EP by Yeat
- Released: September 9, 2022
- Genres: Rage, trap
- Length: 34:09
- Labels: Field Trip; Geffen; Twizzy Rich;
- Producers: BenjiCold; Bnyx; Dulio; Luca Malaspina; madebyjarel; Mingo; Osmo; Opium Jai; Outlit; Snapz;

Yeat chronology
| 2 Alive (2022) | Lyfe (2022) | Afterlyfe (2023) |

Singles from Lyfe
- "Talk" Released: September 2, 2022;

= Lyfe (EP) =

Lyfe (stylized as Lyfë) is the sixth extended play by American rapper Yeat. It was released through Geffen Records, Field Trip and Twizzy Rich on September 9, 2022. The album features a guest appearance from Lil Uzi Vert.

==Background and promotion==
On June 15, 2022, Yeat took to Twitter to announce the title of the EP. On September 2, 2022, he released the lead single, "Talk", a collaboration with American producer Bnyx. Upon releasing the EP's single "Talk", Yeat confirmed on Instagram that his forthcoming EP would release the following week on September 9, 2022.

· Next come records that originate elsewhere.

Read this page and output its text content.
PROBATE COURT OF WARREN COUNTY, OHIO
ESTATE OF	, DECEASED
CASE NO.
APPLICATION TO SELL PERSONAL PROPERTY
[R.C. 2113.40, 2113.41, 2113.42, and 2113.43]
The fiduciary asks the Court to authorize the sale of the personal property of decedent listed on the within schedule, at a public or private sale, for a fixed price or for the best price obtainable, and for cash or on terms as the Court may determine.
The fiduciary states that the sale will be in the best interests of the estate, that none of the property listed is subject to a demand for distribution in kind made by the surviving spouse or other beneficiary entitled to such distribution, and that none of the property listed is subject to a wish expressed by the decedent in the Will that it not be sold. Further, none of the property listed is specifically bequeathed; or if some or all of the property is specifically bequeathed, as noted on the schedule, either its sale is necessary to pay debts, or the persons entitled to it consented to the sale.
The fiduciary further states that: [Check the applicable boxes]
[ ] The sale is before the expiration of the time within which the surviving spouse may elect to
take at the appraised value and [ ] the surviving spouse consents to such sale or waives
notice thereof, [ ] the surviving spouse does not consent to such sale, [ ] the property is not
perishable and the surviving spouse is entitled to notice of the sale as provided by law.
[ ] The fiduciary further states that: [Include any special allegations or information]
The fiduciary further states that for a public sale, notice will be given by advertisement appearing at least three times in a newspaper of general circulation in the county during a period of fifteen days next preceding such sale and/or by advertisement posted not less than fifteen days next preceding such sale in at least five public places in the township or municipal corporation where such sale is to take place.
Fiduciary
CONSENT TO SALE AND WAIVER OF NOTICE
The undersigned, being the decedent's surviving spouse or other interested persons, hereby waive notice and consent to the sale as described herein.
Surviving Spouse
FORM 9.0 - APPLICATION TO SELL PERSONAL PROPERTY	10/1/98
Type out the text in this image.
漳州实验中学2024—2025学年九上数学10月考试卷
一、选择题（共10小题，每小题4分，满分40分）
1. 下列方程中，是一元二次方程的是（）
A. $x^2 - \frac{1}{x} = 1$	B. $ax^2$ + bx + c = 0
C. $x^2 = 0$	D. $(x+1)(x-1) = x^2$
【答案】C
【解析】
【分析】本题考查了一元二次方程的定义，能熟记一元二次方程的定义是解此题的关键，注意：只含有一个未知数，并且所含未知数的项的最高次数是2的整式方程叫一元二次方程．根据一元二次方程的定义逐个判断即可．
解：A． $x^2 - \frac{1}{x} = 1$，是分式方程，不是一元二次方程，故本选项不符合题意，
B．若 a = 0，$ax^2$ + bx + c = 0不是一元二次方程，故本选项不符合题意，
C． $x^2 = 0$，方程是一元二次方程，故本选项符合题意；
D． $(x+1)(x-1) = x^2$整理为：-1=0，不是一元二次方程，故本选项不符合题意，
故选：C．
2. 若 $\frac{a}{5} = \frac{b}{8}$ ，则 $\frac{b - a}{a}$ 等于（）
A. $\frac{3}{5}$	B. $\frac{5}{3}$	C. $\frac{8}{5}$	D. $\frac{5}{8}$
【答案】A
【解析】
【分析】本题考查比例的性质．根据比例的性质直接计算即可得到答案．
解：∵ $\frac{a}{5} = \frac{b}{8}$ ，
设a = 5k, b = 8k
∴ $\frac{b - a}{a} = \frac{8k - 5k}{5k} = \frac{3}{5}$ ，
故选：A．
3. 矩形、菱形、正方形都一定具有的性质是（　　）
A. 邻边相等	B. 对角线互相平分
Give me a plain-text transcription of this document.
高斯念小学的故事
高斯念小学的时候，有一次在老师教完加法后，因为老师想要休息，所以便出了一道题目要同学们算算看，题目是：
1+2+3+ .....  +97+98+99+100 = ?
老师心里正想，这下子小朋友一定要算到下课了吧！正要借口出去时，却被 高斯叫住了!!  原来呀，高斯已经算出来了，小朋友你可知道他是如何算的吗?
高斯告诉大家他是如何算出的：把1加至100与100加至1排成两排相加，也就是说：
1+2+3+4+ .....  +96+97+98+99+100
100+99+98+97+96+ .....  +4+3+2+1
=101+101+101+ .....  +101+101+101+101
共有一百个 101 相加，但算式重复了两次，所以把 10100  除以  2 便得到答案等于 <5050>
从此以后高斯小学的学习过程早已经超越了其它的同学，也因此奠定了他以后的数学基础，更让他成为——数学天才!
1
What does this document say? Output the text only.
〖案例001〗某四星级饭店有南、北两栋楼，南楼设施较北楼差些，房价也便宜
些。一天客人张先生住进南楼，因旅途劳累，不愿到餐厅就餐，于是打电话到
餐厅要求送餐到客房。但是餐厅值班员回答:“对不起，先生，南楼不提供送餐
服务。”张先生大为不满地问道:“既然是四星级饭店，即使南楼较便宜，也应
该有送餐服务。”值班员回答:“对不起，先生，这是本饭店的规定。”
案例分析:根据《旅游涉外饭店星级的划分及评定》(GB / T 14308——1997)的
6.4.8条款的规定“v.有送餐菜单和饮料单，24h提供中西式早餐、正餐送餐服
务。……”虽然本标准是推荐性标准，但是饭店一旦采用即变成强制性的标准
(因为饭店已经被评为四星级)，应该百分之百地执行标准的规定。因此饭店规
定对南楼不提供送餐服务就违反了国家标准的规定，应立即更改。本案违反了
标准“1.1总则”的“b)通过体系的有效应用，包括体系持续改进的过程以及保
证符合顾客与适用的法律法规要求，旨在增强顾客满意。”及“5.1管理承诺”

==Commercial performance==
Lyfe debuted at number ten on the US Billboard 200 with 30,000 sales in its first week, becoming Yeat's second top-ten project. The EP also accumulated a total of 42.08 million on-demand streams of the EP's songs during the tracking week.

==Critical reception==

In a positive review, Pitchfork praised Yeat's unique style and energy, and felt that it was one of his strongest efforts to date, writing: "Rage rap can be rote and exhausting, but in small doses—like on the Portland rapper's new pared-down and hypnotic album—the style can be ridiculous fun, electrifying, and hyperreal."

Professional ratings
Review scores
| Source | Rating |
| Pitchfork | 7.0/10 |

==Track listing==

Notes
- Any song title that contains the letter 'e' is replaced with 'ë'. For example, "Flawless" is stylized as "Flawlëss". If a song contains two or more 'e's, then only the last one is replaced.
- Only the first letter of each song title is capitalized. For example, "Out thë Way" is stylized as "Out thë way"

Lyfe track listing
| No. | Title | Writer(s) | Producer(s) | Length |
|---|---|---|---|---|
| 1. | "Flawless" (featuring Lil Uzi Vert) | Noah Smith; Benjamin Saint-Fort; Symere Woods; | Bnyx; | 2:56 |
| 2. | "Up Off X" | Smith; Zamani Mona; Sazhin Yaroslav Andreevich; | Opium Jai; madebyjarel; | 3:18 |
| 3. | "Out the Way" | Smith; Saint-Fort; Niles Groce; | Bnyx; Snapz; | 2:30 |
| 4. | "Wat It Feel Lyke" | Smith; Saint-Fort; | Bnyx | 2:10 |
| 5. | "Got It All" | Smith; Abdul Moiz; Alexander Reid-Lynch; | Dulio; Osmo; | 2:51 |
| 6. | "Can't Stop It" | Smith; Fort; | Bnyx | 2:12 |
| 7. | "Krank" | Smith; Matthew Jefferson Rulloda; | Mingo | 2:55 |
| 8. | "Talk" | Smith; Saint-Fort; | Bnyx | 2:54 |
| 9. | "Come On" | Smith; James Addison; | BenjiCold | 3:24 |
| 10. | "System" | Smith; Samuel Buckley; | Outlit | 2:46 |
| 11. | "Holy 1" | Smith; Luca Malaspina; | Malaspina; | 3:21 |
| 12. | "Killin Em" | Smith; Saint-Fort; | Bnyx | 2:52 |
| Total length: |  |  |  | 34:09 |

==Personnel==
- Rich Keller – mastering
- Noah Smith – mixing, recording

==Charts==

Chart performance for Lyfe
| Chart (2022–2023) | Peak position |
|---|---|
| Austrian Albums (Ö3 Austria) | 57 |
| Belgian Albums (Ultratop Flanders) | 90 |
| Canadian Albums (Billboard) | 24 |
| Finnish Albums (Suomen virallinen lista) | 49 |
| Lithuanian Albums (AGATA) | 5 |
| New Zealand Albums (RMNZ) | 36 |
| Polish Albums (ZPAV) | 84 |
| US Billboard 200 | 10 |

==Certifications==

Certifications for Lyfe
| Region | Certification | Certified units/sales |
| Canada (Music Canada) | Gold | 40,000^{‡} |
| Poland (ZPAV) | Gold | 10,000^{‡} |
| United States (RIAA) | Gold | 500,000^{‡} |
^{‡} Sales+streaming figures based on certification alone.